What Rick Parry said to the committee
Despite fierce debate about the outcome of leagues, the Premier League expect three teams to be relegated and the Championship expect three teams to be promoted.
“Our conversations have been very straightforward,” Parry said. “We expect three clubs to be promoted. The Premier League is aware of our position on that. In all of the conversations we’ve had with the Premier League I think their position is they expect three clubs to be relegated.
“You can expect the lawyers are going to get wealthy if that [doesn’t happen]. There will be a degree of outrage from a number of our clubs in the Championship. It would be a breach of the tripartite agreement between us, the Premier League and the FA. I suspect the FA would have a position on it as well. It would get very messy.”
Parry defended football clubs using the government’s furlough scheme while continuing to pay footballers millions of pounds.
“I think it got some unfair criticism,” he said. “Many of our clubs have furloughed players. I think it was a very straightforward scheme. I read that 6.3m employees have been furloughed, the total cost will be £8bn. There was no stipulation whether it should apply to big, small, public or private companies.
“We’ve seen major companies furlough tens of thousands of employees. I think it’s unfair football’s been singled out. To many of our clubs it’s been a lifeline.”
Football League clubs cannot afford to bring players back to training until they know the season can be restarted.
“The government and the Premier League are working on a twin track approach, which is essentially: work out when it’s safe to start training and then take a decision on when it’s safe to return to play,” Parry said. “That absolutely does not work for us.
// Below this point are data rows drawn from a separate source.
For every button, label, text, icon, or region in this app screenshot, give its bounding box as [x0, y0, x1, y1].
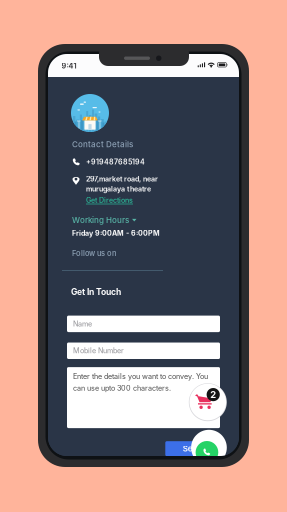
- button[interactable]: Name: [67, 316, 220, 332]
- staticText: 297,market road, near: [86, 175, 158, 183]
- staticText: Name: [73, 320, 92, 328]
- staticText: 9:41: [62, 62, 76, 70]
- staticText: can use upto 300 characters.: [73, 384, 171, 392]
- staticText: Enter the details you want to convey. Yo…: [73, 372, 208, 381]
- staticText: Working Hours: [72, 215, 129, 225]
- staticText: Get Directions: [86, 196, 133, 204]
- staticText: Contact Details: [72, 140, 133, 149]
- button[interactable]: Mobile Number: [67, 342, 220, 359]
- staticText: 2: [210, 389, 216, 400]
- staticText: Friday 9:00AM - 6:00PM: [72, 229, 160, 237]
- button[interactable]: Working Hours: [72, 215, 136, 225]
- staticText: murugalaya theatre: [86, 185, 151, 193]
- staticText: Send: [183, 444, 203, 454]
- button[interactable]: +919487685194: [72, 157, 139, 167]
- button[interactable]: Send: [165, 441, 220, 456]
- button[interactable]: Get Directions: [86, 196, 133, 204]
- button[interactable]: Enter the details you want to convey. Yo…: [67, 367, 220, 428]
- staticText: +919487685194: [86, 158, 145, 166]
- staticText: Mobile Number: [73, 346, 124, 355]
- button[interactable]: Chat on WhatsApp: [191, 430, 227, 466]
- staticText: Get In Touch: [71, 287, 121, 297]
- button[interactable]: Shopping cart, 2 items: [189, 383, 227, 421]
- staticText: Follow us on: [72, 249, 116, 258]
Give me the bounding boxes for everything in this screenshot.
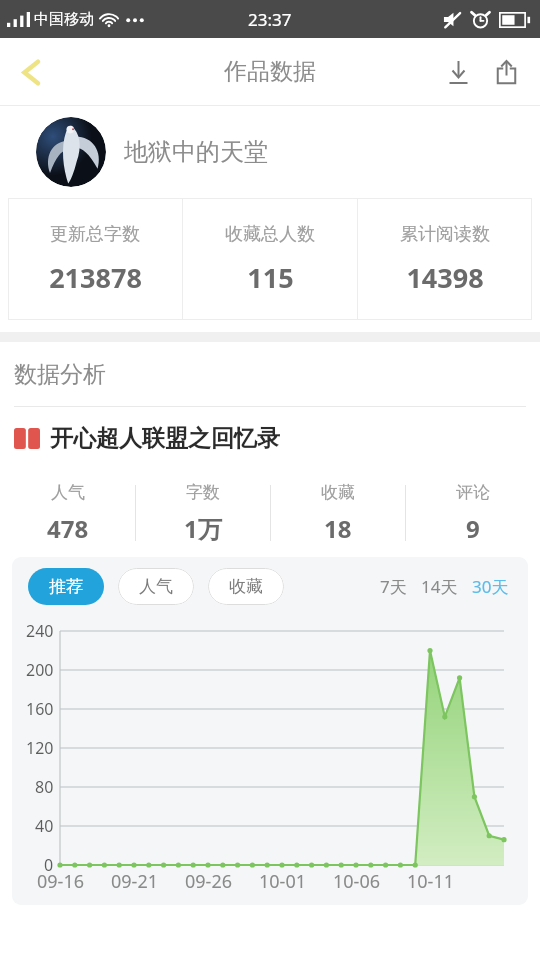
button[interactable]: 累计阅读数 [358,198,532,320]
staticText: 人气 [51,482,85,503]
staticText: 地狱中的天堂 [124,137,268,167]
staticText: 14398 [406,259,484,296]
staticText: 评论 [456,482,490,503]
button[interactable]: Download [434,48,482,96]
button[interactable]: 30天 [469,568,512,605]
staticText: 累计阅读数 [400,223,490,246]
staticText: 14天 [421,575,458,598]
button[interactable]: 地狱中的天堂 [0,106,540,198]
staticText: 收藏 [321,482,355,503]
staticText: 1万 [184,512,222,545]
button[interactable]: 收藏 [208,568,284,605]
staticText: 开心超人联盟之回忆录 [50,424,280,453]
staticText: 0 [44,854,54,876]
staticText: 200 [26,659,54,681]
button[interactable]: 开心超人联盟之回忆录 [0,407,540,469]
staticText: 9 [466,512,480,545]
button[interactable]: 字数 [136,469,270,557]
staticText: 中国移动 [34,10,94,29]
staticText: 40 [35,815,54,837]
staticText: 120 [26,737,54,759]
staticText: 数据分析 [14,360,106,389]
button[interactable]: 收藏 [271,469,405,557]
staticText: 10-11 [407,869,454,894]
staticText: 10-06 [333,869,380,894]
staticText: 240 [26,620,54,642]
button[interactable]: 推荐 [28,568,104,605]
button[interactable]: 人气 [118,568,194,605]
staticText: 160 [26,698,54,720]
staticText: 23:37 [248,8,292,31]
button[interactable]: Share [482,48,530,96]
button[interactable]: 更新总字数 [8,198,182,320]
button[interactable]: 评论 [406,469,540,557]
staticText: 09-21 [111,869,158,894]
staticText: 09-16 [37,869,84,894]
staticText: 更新总字数 [50,223,140,246]
staticText: 10-01 [259,869,306,894]
staticText: 478 [47,512,89,545]
staticText: 作品数据 [224,57,316,86]
staticText: 09-26 [185,869,232,894]
staticText: 30天 [472,575,509,598]
staticText: 人气 [139,576,173,597]
staticText: 7天 [380,575,407,598]
staticText: 80 [35,776,54,798]
staticText: 收藏总人数 [225,223,315,246]
button[interactable]: 14天 [418,568,461,605]
button[interactable]: 收藏总人数 [183,198,357,320]
staticText: 115 [247,259,294,296]
staticText: 字数 [186,482,220,503]
button[interactable]: 7天 [377,568,410,605]
staticText: 收藏 [229,576,263,597]
button[interactable]: 人气 [0,469,135,557]
staticText: 18 [324,512,352,545]
staticText: 213878 [49,259,142,296]
staticText: 推荐 [49,576,83,597]
button[interactable]: Back [4,45,58,99]
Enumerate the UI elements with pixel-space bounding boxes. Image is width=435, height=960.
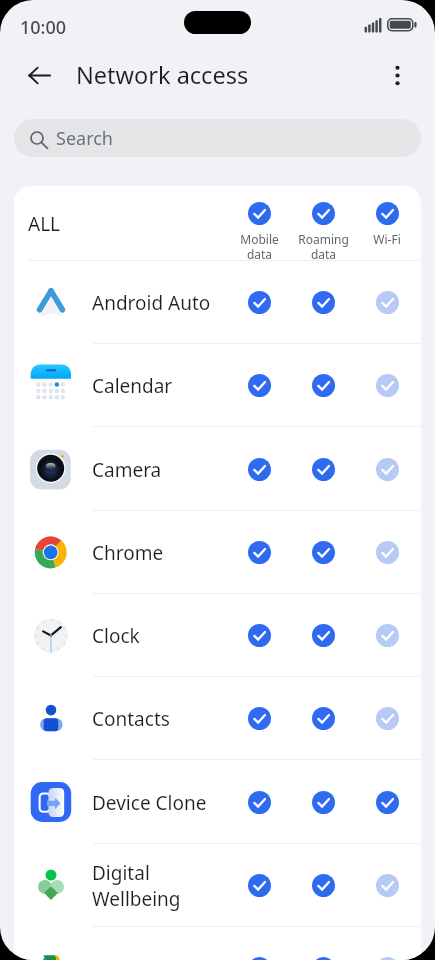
button[interactable] xyxy=(227,511,291,594)
staticText: Network access xyxy=(76,59,249,91)
staticText: Android Auto xyxy=(92,290,211,316)
button[interactable]: Contacts xyxy=(14,677,421,760)
staticText: Digital Wellbeing xyxy=(92,860,181,911)
button[interactable]: Mobile data xyxy=(227,202,291,262)
staticText: Mobile data xyxy=(240,231,279,262)
button[interactable]: Chrome xyxy=(14,511,421,594)
staticText: 10:00 xyxy=(20,15,67,40)
staticText: Roaming data xyxy=(298,231,349,262)
button[interactable] xyxy=(227,344,291,427)
button[interactable] xyxy=(355,677,419,760)
button[interactable] xyxy=(355,428,419,511)
button[interactable] xyxy=(355,261,419,344)
button[interactable]: Drive xyxy=(14,927,421,960)
button[interactable]: Camera xyxy=(14,428,421,511)
button[interactable]: Digital Wellbeing xyxy=(14,844,421,927)
button[interactable]: Wi-Fi xyxy=(355,202,419,247)
button[interactable]: Roaming data xyxy=(291,202,355,262)
button[interactable] xyxy=(355,927,419,960)
button[interactable] xyxy=(291,344,355,427)
button[interactable]: Calendar xyxy=(14,344,421,427)
button[interactable] xyxy=(227,594,291,677)
button[interactable]: Clock xyxy=(14,594,421,677)
button[interactable] xyxy=(355,344,419,427)
staticText: Wi-Fi xyxy=(373,231,401,247)
button[interactable]: Device Clone xyxy=(14,761,421,844)
button[interactable] xyxy=(291,761,355,844)
staticText: Camera xyxy=(92,457,162,483)
button[interactable] xyxy=(227,761,291,844)
button[interactable] xyxy=(355,594,419,677)
staticText: Chrome xyxy=(92,540,164,566)
button[interactable] xyxy=(355,511,419,594)
button[interactable]: Search xyxy=(14,119,421,157)
button[interactable] xyxy=(291,844,355,927)
button[interactable]: Android Auto xyxy=(14,261,421,344)
button[interactable] xyxy=(227,428,291,511)
button[interactable] xyxy=(291,428,355,511)
button[interactable] xyxy=(291,677,355,760)
button[interactable] xyxy=(355,844,419,927)
staticText: Contacts xyxy=(92,706,170,732)
button[interactable]: Back xyxy=(17,53,61,97)
staticText: ALL xyxy=(28,211,61,237)
button[interactable] xyxy=(227,927,291,960)
staticText: Search xyxy=(56,126,113,151)
button[interactable] xyxy=(291,927,355,960)
button[interactable] xyxy=(227,261,291,344)
button[interactable] xyxy=(291,511,355,594)
button[interactable] xyxy=(355,761,419,844)
button[interactable] xyxy=(227,844,291,927)
staticText: Calendar xyxy=(92,373,173,399)
staticText: Device Clone xyxy=(92,790,207,816)
button[interactable]: More options xyxy=(376,54,418,96)
button[interactable] xyxy=(291,594,355,677)
staticText: Clock xyxy=(92,623,140,649)
button[interactable] xyxy=(291,261,355,344)
button[interactable] xyxy=(227,677,291,760)
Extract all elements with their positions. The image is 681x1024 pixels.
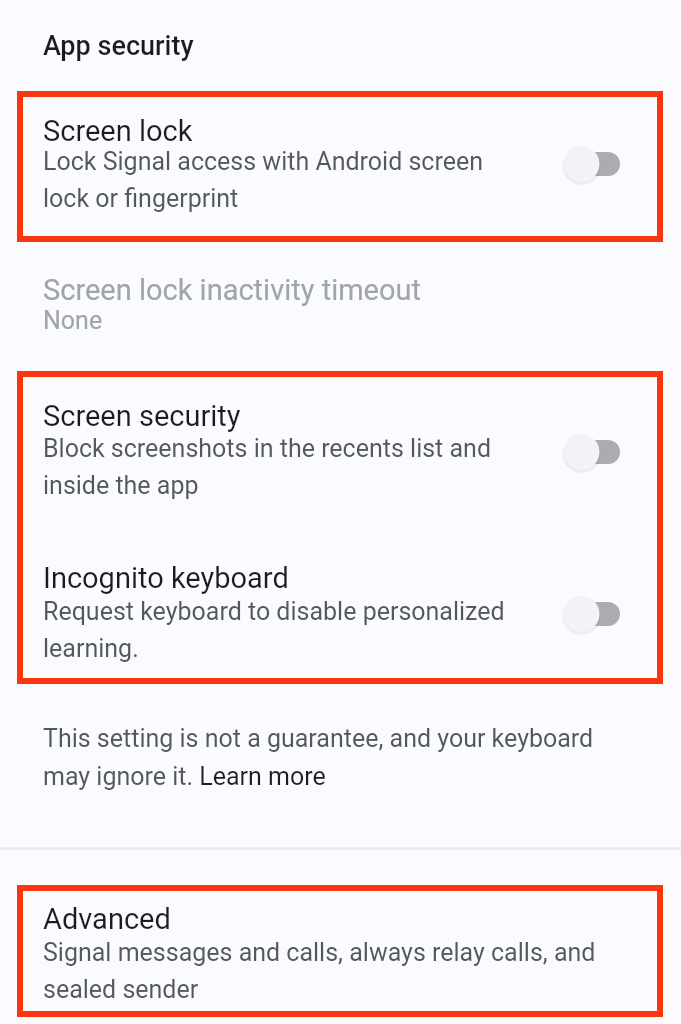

We have to work backwards. Our end day realistically is July 31. We can’t go beyond July. Players and staff have been furloughed, to expect the smaller clubs to bring players and staff back into training to forgo the furlough only to find in a month they can’t play would be a complete mess.”
Coronavirus support money from the Premier League is yet to reach lower down the pyramid.
“We’d love to see some money trickling down,” Parry said. "We haven’t seen any evidence of it yet but I’m sure the Premier League will have some ideas which they’ll let us know about in due course.”